Agencies are no longer limited in the size of a set-aside contract they can award to a disadvantaged women-owned business.
A new interim rule by the Federal Acquisition Regulations Council in Friday’s Federal Register implements a provision in the fiscal 2013 Defense Authorization bill to remove the limits initially set by Congress.
Previously, agencies could award set-aside contracts to disadvantaged women-owned businesses that were worth $6.5 million for manufacturing and $4 million for other products and services.
“Analysis of the Federal Procurement Data System from April 1, 2011 (the implementation date of the WOSB Program) through Jan. 1, 2013, reveals there are approximately 26,712 WOSB concerns, including 131 EDWOSB concerns and 388 women-owned small business concerns eligible under the WOSB Program, that received obligated funds from Federal contract awards, task or delivery orders, and modifications to existing contracts,” the interim rule stated. “This interim rule may have a significant positive economic impact on EDWOSB concerns competing for contracting opportunities in industries determined by SBA to be underrepresented by women-owned small business concerns and may positively affect WOSB concerns eligible under the WOSB Program competing in industries determined by SBA to be substantially underrepresented by women- owned small business concerns, since removing the dollar threshold for set-asides under the WOSB Program will provide greater access to Federal contracting opportunities.”
SBA had initially announced this change in May, but the interim rule in the FAR makes it official for contracting officers.
In that interim rule, SBA said women-owned firms target=”_blank”>received 3.97 percent of all federal contracts in fiscal 2011 — the most recent data available — which was well short of the 5 percent statutory goal.
“By removing the limitations on the dollar amount of a contract award that can be set-aside for WOSBs or EDWOSBs in the regulations, the SBA will be clarifying that there are more contracting opportunities for WOSBs, which should result in more contracts being awarded to this group of small businesses,” SBA wrote in May.
“Consequently, the SBA believes it is necessary to implement this rule as quickly as possible.”
The FAR Council is accepting comments on this interim rule through Aug. 20.
The council issued a final rule clarifying the roles of contracting officer representatives (COR).
The final rule revises the FAR to detail the responsibilities of CORs, including being a government employee, certified under federal acquisition certification guidance and has no authority to make any commitments or changes that affect price, quality, quantity, delivery, or other terms and conditions of the contract nor in any way direct the contractor or its subcontractors to operate in conflict with the contract terms and conditions.
The FAR Council also officially changed the regulations to reference the System for Award Management (SAM), and no longer reference the Central Contractor Registration (CCR), Online Representations and Certification Application (ORCA), and Excluded Parties List System-all of which have been merged into the new system.
A fourth final rule clarifies various price-analysis techniques and procedures that the government may use to ensure a fair and reasonable price.
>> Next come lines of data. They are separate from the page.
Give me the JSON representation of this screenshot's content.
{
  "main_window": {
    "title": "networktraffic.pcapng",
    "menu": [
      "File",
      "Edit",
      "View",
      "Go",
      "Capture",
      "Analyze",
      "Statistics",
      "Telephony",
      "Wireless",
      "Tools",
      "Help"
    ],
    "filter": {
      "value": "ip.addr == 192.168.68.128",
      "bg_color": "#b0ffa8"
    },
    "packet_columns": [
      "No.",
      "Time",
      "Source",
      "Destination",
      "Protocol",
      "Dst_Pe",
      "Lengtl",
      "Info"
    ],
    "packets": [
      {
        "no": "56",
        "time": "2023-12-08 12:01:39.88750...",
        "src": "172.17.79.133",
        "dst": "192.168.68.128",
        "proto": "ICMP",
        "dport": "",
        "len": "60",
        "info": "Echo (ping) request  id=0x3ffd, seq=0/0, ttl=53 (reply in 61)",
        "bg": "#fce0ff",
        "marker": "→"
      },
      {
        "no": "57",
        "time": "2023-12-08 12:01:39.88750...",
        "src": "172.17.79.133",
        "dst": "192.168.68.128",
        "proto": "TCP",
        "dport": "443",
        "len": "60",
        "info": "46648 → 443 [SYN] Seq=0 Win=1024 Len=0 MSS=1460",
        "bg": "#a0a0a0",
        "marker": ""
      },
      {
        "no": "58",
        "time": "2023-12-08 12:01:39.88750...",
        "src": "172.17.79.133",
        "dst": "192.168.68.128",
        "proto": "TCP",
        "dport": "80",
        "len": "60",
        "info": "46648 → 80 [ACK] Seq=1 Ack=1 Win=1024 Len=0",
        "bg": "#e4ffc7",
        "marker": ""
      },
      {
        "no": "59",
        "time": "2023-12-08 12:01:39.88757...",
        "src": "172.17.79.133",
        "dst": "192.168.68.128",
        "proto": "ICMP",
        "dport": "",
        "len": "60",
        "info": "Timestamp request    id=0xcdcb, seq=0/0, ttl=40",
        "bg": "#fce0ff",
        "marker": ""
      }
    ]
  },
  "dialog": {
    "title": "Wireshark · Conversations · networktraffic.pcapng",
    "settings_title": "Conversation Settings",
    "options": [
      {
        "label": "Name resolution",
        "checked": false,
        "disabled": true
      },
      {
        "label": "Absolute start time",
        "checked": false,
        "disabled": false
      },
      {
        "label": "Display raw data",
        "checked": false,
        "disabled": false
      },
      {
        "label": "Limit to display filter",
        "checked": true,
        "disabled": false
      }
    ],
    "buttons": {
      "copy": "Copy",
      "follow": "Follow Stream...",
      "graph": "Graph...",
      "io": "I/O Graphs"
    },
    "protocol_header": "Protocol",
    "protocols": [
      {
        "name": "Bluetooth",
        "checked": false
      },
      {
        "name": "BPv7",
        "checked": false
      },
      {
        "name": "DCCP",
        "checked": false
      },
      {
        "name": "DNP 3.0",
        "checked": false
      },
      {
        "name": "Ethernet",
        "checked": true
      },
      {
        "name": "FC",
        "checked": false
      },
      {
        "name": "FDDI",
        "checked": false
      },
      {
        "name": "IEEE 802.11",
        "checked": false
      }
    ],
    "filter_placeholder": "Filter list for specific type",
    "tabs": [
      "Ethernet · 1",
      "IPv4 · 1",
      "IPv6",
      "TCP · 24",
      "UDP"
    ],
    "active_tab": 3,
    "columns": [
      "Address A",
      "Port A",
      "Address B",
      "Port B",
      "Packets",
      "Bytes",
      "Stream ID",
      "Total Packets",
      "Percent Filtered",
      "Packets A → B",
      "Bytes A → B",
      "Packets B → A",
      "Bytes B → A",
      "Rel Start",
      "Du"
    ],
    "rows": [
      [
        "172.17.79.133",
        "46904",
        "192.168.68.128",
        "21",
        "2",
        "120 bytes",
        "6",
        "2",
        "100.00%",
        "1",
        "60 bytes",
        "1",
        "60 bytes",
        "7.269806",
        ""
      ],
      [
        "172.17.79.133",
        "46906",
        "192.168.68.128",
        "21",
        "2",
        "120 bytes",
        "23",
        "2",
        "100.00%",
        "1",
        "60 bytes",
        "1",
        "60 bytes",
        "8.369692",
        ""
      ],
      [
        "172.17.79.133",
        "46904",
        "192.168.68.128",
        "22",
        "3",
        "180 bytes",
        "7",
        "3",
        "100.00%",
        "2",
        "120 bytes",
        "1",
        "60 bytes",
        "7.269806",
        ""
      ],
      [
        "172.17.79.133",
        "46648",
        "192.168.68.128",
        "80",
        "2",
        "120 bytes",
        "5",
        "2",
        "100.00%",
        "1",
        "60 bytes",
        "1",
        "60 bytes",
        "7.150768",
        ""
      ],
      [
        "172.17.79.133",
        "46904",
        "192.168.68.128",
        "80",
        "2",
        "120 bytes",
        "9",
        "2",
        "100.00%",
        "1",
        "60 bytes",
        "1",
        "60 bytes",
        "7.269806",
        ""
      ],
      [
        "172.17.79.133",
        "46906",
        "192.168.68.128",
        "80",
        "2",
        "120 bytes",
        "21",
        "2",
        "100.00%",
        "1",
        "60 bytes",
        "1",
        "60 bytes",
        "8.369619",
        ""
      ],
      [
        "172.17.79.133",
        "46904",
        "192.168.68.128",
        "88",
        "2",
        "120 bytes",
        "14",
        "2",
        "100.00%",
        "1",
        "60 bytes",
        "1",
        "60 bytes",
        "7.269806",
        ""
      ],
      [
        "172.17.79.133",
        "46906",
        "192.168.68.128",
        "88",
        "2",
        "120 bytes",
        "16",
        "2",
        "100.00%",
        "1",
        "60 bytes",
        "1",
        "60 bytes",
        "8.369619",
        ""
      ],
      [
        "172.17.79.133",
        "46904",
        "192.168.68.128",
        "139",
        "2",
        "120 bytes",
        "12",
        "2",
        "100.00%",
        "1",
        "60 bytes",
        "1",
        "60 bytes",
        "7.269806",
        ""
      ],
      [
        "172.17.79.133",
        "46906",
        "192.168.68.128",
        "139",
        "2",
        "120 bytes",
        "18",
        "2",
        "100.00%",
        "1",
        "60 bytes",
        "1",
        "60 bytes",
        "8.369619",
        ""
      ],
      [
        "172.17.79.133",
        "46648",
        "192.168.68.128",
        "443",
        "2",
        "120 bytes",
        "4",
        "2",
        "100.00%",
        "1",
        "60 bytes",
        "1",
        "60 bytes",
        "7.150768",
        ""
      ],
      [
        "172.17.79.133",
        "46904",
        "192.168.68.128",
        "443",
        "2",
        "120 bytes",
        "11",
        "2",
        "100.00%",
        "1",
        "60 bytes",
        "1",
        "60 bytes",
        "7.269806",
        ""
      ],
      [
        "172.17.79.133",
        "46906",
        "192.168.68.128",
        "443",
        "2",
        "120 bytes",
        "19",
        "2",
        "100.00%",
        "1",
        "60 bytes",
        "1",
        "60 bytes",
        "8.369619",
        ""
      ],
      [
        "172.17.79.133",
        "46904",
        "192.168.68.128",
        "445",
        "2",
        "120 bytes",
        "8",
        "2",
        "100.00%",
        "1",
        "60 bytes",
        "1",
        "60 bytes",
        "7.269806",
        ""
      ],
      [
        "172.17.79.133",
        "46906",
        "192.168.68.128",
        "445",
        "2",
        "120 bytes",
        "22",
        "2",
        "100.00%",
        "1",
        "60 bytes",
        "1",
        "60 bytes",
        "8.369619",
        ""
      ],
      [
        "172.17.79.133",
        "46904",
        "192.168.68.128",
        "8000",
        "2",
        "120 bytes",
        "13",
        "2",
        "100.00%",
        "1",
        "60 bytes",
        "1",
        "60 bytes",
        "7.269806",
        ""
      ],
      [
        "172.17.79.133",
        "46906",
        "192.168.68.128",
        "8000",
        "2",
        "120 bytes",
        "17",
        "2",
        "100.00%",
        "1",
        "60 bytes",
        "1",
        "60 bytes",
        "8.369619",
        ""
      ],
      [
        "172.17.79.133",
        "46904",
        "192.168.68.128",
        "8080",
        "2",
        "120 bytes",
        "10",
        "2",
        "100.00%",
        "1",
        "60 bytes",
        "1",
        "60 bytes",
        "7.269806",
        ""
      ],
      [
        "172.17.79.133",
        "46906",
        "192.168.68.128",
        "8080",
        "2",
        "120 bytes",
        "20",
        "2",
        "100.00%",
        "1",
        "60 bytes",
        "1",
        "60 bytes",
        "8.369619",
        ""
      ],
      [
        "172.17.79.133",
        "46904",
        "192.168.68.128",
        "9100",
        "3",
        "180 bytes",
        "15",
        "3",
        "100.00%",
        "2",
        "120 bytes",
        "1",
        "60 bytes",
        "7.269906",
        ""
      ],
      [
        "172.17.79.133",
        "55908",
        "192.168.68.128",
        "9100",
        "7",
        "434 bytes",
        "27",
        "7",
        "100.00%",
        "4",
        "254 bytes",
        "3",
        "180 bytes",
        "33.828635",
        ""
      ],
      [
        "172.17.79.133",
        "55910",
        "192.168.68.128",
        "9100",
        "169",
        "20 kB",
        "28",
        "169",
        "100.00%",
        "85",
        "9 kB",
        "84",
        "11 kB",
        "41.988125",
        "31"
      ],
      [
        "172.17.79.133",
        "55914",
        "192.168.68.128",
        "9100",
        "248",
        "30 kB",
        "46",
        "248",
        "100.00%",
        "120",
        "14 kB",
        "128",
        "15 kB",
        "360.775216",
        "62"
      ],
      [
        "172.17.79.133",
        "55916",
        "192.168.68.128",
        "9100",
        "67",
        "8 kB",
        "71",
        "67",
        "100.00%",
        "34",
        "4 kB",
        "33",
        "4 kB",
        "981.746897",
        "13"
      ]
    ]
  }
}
And finally, the council issued an interim rule addressing concerns about the use of unrestricted, open-ended indemnification clauses in acquisitions for social media applications.
The Justice Department ruled in March 2012 that if an agency enters into an agreement that has no termination date and no unrestricted indemnification clause, it’s a violation of the Anti-Deficiency Act. These types of clauses usually are in the “terms and conditions” to use social media sites.
The Office of Management and Budget issued guidance to agencies in April for how to avoid Anti-Deficiency Act violations.
The interim rule addresses the issue from the acquisition perspective.
“This interim rule focuses only on open-ended indemnification clauses to address the concern raised in [DoJ’s] opinion,” the council stated. “However, there are also other clauses in commercial End User License Agreement (EULA) and Terms of Service (TOS) that could result in a violation of the Anti-Deficiency Act if executed by a contracting officer. For instance, a clause that automatically renews a contract, such as for subscription services, at its expiration would violate the Anti-Deficiency Act if it obligated the government to pay for supplies or services in advance of the agency’s appropriation.”
The FAR Councils wrote that any EULA, TOS or similar clauses are not binding on the government unless expressly authorized by statute and specifically authorized under applicable agency regulations and procedures, and shall be deemed to be stricken from any agreement.